In papers filed Tuesday at the D.C. Circuit, Hamdan’s lawyers asked that Court to hold his appeal there while review by the Supreme Court is sought. That motion can be found here. They said they would file their petition in the Supreme Court “very shortly.” If review is granted there, the case need not go forward in the Circuit Court, they noted.
The initial task of Hamdan’s attorneys will be to persuade the Justices that his case fits into the narrow category for “certiorari before judgment” appeals. Hamdan tried to get such a speeded up review of his prior appeal challenging the military commission system, but the Supreme Court would not permit it (Hamdan v. Rumsfeld, docket 04-702, denied Jan. 18, 2005). After the Circuit Court had rejected that challenge, Hamdan filed a regular appeal to the Supreme Court, resulting in a sweeping victory for him last June 29 (Hamdan v. Rumsfeld, 05-184). After that, Congress passed the new Military Commissions Act.
Among the issues that are certain to be raised in the new Supreme Court appeal are the scope of Congress’ court-stripping provision in the new Commissions Act and, if habeas cases have all been scuttled by that provision, whether Congress has unconstitutionally suspended the writ of habeas corpus. Judge Robertson found that all cases had been ordered dismissed, but ruled that was not a suspension of the writ.

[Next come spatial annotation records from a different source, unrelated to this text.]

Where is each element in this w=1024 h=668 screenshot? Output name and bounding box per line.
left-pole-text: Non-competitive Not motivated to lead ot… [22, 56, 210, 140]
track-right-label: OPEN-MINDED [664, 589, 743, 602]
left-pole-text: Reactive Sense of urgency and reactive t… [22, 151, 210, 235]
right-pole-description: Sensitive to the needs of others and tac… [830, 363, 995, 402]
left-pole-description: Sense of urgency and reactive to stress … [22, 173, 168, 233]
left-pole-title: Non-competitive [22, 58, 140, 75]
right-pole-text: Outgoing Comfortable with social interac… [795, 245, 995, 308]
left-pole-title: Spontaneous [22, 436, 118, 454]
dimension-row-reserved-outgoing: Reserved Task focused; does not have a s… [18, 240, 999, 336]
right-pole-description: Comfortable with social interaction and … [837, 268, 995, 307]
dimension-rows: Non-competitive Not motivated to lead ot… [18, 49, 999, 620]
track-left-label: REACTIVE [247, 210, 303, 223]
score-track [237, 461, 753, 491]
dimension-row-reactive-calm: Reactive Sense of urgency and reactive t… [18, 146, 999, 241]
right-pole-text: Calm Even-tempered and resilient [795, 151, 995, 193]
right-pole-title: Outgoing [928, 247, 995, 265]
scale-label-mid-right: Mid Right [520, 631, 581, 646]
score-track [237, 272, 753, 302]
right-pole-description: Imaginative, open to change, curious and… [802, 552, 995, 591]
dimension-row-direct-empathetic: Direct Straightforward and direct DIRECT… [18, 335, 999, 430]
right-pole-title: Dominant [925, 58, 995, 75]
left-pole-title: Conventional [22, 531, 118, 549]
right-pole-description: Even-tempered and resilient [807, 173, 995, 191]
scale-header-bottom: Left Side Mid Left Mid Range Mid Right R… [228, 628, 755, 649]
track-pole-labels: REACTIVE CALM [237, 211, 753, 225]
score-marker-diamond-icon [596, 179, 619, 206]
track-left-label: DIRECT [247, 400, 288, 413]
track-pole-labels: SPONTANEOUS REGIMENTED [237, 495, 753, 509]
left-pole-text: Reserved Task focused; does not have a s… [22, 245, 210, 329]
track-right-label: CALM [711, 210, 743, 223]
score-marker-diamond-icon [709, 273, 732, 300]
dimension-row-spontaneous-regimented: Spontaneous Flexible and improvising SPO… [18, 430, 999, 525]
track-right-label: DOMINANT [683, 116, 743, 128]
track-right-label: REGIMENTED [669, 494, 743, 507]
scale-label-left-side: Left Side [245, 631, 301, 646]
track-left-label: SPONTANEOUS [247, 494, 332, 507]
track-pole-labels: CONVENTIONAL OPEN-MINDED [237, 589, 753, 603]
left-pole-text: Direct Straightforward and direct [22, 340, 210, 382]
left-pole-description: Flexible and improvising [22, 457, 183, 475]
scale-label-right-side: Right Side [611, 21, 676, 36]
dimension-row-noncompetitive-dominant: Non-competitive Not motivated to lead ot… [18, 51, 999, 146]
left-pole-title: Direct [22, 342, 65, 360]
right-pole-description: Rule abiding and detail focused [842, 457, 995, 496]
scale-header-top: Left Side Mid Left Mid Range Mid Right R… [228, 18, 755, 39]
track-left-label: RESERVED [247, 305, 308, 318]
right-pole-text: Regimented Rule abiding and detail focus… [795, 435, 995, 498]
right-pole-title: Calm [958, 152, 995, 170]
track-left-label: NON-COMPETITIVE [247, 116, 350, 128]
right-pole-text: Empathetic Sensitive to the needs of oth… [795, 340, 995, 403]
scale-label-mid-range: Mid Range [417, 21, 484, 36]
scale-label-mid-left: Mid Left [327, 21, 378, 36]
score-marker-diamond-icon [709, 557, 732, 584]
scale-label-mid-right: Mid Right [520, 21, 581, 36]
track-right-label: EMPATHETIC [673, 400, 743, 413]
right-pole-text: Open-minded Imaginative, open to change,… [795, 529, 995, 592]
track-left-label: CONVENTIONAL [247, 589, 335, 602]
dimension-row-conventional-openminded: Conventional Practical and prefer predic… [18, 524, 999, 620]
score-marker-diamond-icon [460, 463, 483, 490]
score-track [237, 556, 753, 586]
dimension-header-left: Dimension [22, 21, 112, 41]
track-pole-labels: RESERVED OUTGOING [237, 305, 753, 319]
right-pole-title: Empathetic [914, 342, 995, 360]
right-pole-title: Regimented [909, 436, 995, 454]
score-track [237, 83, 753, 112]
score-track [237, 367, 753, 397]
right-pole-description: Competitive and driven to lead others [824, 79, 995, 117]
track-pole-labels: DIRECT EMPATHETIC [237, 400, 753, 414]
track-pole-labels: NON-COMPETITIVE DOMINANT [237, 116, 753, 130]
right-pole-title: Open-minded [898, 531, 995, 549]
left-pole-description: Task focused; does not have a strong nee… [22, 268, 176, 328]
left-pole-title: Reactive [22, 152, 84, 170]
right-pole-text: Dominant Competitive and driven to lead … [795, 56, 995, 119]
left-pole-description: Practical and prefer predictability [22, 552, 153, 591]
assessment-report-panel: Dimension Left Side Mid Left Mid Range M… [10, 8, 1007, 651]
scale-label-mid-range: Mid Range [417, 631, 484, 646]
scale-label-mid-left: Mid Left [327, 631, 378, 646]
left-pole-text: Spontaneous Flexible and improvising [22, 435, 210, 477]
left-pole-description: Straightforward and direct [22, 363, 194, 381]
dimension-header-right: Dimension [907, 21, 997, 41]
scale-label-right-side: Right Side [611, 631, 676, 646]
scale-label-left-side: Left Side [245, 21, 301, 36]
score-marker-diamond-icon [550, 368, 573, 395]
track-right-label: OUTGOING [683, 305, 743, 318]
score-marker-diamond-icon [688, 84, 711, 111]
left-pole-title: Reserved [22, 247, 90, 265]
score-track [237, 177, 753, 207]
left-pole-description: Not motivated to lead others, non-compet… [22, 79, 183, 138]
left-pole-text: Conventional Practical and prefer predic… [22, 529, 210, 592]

It is possible that Hamdan’s attempt at a swift appeal will reach the Supreme Court before other detainees at Guantanamo Bay, not facing military commission trials, can file a new appeal challenging their prolonged detention. The D.C. Circuit Court has been weighing two packets of detainees’ cases, raising a number of issues, including the impact on those cases of the new Commissions Act’s court-stripping provision. That Court had been expected to decide those cases by now, since they have been on an expedited schedule and all briefing has been completed, but no decisions have been forthcoming yet. There is no way to know when it will rule.
Hamdan’s lawyers, besides asking the D.C. Circuit to take no action on his new appeal there while he pursues Supreme Court review, also asked it to hold the case until the Circuit Court has decided the other detainee cases, which raise similar questions of jurisdiction. (The other detainee cases are Boumedine v. Bush, Circuit docket 05-5062, and Al Odah v. U.S., 05-5064, and consolidated cases.) If those decisions come fairly soon, they conceivably could go to the Supreme Court and potnetially be consolidated with early review of Hamdan’s case, if granted, his attorneys suggested in their Tuesday filing.
It is unclear whether Chief Justice John G. Roberts, Jr., will take part in any action by the Supreme Court on a new Hamdan appeal. Roberts took himself out of the earlier case, because he had been a member of the Circuit Court on the panel that upheld the previous system for military commission trial in Hamdan’s case. Conceivably, the passage of new legislation and a new charge against Hamdan could make it possible for him to participate this time. The matter is entirely his choice.